Düşününüz ülkemizin her coğrafyasına dağılmış ve yerleştiği illerde huzurlu mutlu yaşayan kürk kökenli yurttaşlarımızın ülkemizin her bölgesinde en az bizler kadar hakları olduğunu , ve ülkemizin her karış toprağında mutlu yaşamaları gerektiğini anlatmaya çalışıyorum ben.
Konuya yürekli katkınız için teşekkür ederim arkadaşım. Bizler iyi niyetlerimizi , fikirlerimizle harmanlayabilmeli ve yapıcı , objektif, insani biçimde de fikir jimnastiklerini gerçekleştirebilmeliyiz diye düşünüyorum.
Saygıyla ...
Bir tutam hayat
Yoruma verdiğiniz samimi cevaba teşekkür ederim.
Bu tür yorumlarım,
çok ulusalcı arkadaşın beni engellemesine sebep vermiştir.
Sizi yadırgamıyor,
bilhassa tebrik ediyorum düşünceleriniz için.

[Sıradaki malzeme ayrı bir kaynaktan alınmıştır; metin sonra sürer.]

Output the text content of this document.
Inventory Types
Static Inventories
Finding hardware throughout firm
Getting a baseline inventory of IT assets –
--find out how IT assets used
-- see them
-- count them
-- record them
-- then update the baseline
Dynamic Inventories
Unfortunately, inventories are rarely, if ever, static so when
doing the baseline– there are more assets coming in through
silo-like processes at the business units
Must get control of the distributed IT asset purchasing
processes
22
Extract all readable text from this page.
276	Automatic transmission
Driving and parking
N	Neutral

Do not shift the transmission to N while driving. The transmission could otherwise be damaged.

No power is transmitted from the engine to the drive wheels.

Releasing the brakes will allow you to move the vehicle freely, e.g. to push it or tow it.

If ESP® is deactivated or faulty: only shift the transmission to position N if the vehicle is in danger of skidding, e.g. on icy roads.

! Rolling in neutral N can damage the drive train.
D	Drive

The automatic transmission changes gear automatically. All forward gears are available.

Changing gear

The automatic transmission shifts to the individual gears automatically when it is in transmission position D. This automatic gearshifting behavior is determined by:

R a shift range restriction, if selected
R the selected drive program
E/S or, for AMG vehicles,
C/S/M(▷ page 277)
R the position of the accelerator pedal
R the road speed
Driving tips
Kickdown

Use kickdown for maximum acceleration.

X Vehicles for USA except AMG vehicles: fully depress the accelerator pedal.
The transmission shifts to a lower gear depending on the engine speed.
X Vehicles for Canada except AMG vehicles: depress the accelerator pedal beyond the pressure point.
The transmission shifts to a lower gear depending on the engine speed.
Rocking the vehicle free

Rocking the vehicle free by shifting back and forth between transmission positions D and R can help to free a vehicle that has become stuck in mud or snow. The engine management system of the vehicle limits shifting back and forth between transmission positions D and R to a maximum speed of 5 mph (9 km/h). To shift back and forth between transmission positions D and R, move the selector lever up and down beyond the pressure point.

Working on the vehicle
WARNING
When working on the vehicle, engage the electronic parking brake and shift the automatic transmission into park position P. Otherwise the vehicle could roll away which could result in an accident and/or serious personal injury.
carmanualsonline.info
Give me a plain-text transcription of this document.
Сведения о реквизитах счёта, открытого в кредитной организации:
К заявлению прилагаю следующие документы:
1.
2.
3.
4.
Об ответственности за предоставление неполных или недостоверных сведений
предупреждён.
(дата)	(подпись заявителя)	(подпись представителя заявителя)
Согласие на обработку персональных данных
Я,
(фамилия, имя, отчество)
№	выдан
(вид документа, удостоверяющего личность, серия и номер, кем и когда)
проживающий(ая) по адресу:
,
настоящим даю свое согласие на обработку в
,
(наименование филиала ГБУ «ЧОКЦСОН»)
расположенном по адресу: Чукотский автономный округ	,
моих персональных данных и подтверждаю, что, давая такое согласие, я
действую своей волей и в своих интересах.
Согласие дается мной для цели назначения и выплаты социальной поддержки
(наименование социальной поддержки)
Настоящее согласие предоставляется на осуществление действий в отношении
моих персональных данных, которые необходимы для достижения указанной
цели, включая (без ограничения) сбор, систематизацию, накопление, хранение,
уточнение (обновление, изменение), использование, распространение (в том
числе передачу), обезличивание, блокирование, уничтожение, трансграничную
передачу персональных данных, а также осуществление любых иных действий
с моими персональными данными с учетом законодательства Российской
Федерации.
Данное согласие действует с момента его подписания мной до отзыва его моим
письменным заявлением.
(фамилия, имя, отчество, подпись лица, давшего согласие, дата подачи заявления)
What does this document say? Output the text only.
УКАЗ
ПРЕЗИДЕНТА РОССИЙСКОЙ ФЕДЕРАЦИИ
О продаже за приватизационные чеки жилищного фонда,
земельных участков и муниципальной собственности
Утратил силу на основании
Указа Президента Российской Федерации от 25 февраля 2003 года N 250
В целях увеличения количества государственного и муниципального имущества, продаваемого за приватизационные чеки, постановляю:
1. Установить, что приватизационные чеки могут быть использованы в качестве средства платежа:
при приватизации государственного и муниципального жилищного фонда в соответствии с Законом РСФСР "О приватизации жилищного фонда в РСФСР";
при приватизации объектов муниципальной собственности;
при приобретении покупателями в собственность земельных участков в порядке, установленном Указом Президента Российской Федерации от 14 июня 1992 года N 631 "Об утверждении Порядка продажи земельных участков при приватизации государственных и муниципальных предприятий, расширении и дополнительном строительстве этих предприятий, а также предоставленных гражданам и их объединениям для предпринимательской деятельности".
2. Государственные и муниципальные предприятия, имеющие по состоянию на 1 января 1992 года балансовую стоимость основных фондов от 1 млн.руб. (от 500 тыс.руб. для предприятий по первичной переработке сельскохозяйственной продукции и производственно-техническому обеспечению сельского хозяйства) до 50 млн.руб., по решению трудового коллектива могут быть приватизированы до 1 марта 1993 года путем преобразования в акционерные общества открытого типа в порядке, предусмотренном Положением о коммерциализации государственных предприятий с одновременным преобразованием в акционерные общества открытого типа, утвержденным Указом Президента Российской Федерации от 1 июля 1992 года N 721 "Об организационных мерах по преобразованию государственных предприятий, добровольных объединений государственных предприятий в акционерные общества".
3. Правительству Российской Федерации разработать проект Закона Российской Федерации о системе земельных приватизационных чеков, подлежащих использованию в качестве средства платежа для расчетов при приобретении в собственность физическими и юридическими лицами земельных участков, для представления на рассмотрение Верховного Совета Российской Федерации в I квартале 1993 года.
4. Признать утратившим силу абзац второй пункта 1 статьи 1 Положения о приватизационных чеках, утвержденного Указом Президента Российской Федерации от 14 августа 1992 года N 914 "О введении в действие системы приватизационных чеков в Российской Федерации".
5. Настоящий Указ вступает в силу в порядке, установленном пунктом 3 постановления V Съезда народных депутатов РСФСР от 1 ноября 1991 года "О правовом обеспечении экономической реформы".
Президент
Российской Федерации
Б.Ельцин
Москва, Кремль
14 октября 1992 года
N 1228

Geçenlerde bir küçük araştırma yaptım.
Gelişmişlik ve gelirlerin paylaşımı konusunda, G.Doğu Anadolu ve Doğu Anadolu bölgesinden sonra Karadeniz geliyor.
Oranın inşaları da fakir, işsiz.
G.Doğudan çok daha az yatırım yapıyor devlet oraya.
Bir yol yaptılar işte kavga dövüş.
Ulusalcılara ve çevrecilere kalsaydı, onu da yaptırmayacaklardı.
Yöre insanına soran yok ki;
istiyor musun bu yolu, istemiyor musun?
Benim karnım aç.
Çoluğum aç, çocuğum aç.
Sevmişim doğal güzelliklerini.
Neyse dağıttık konuyu.
Diyeceğim o ki;
hem perişan vaziyettedir o yöre insanı,
hem de vatanını an çok onlar savunur.
Bir gün,
vatanın bütünlüğünü savunmak söz konusu olduğunda,
elinde silah, ilk koşan yine onlar olacaktır.
Bölgecilik yapıyorsun diye suçlama sakın.
Sadece ülkenin gerçeklerini yazıyorum.
Bir de,
takılma bence bu sayfaya.
Burada olay çok başka gelişiyor.
Sanata, sanatçıya bakan yok pek.
Siz benden daha iyi bilirsiniz ya buraları.
Mert YİĞİTCAN
Dünya , sanat, elbette bu siteden ibaret değil...
Saygıyla.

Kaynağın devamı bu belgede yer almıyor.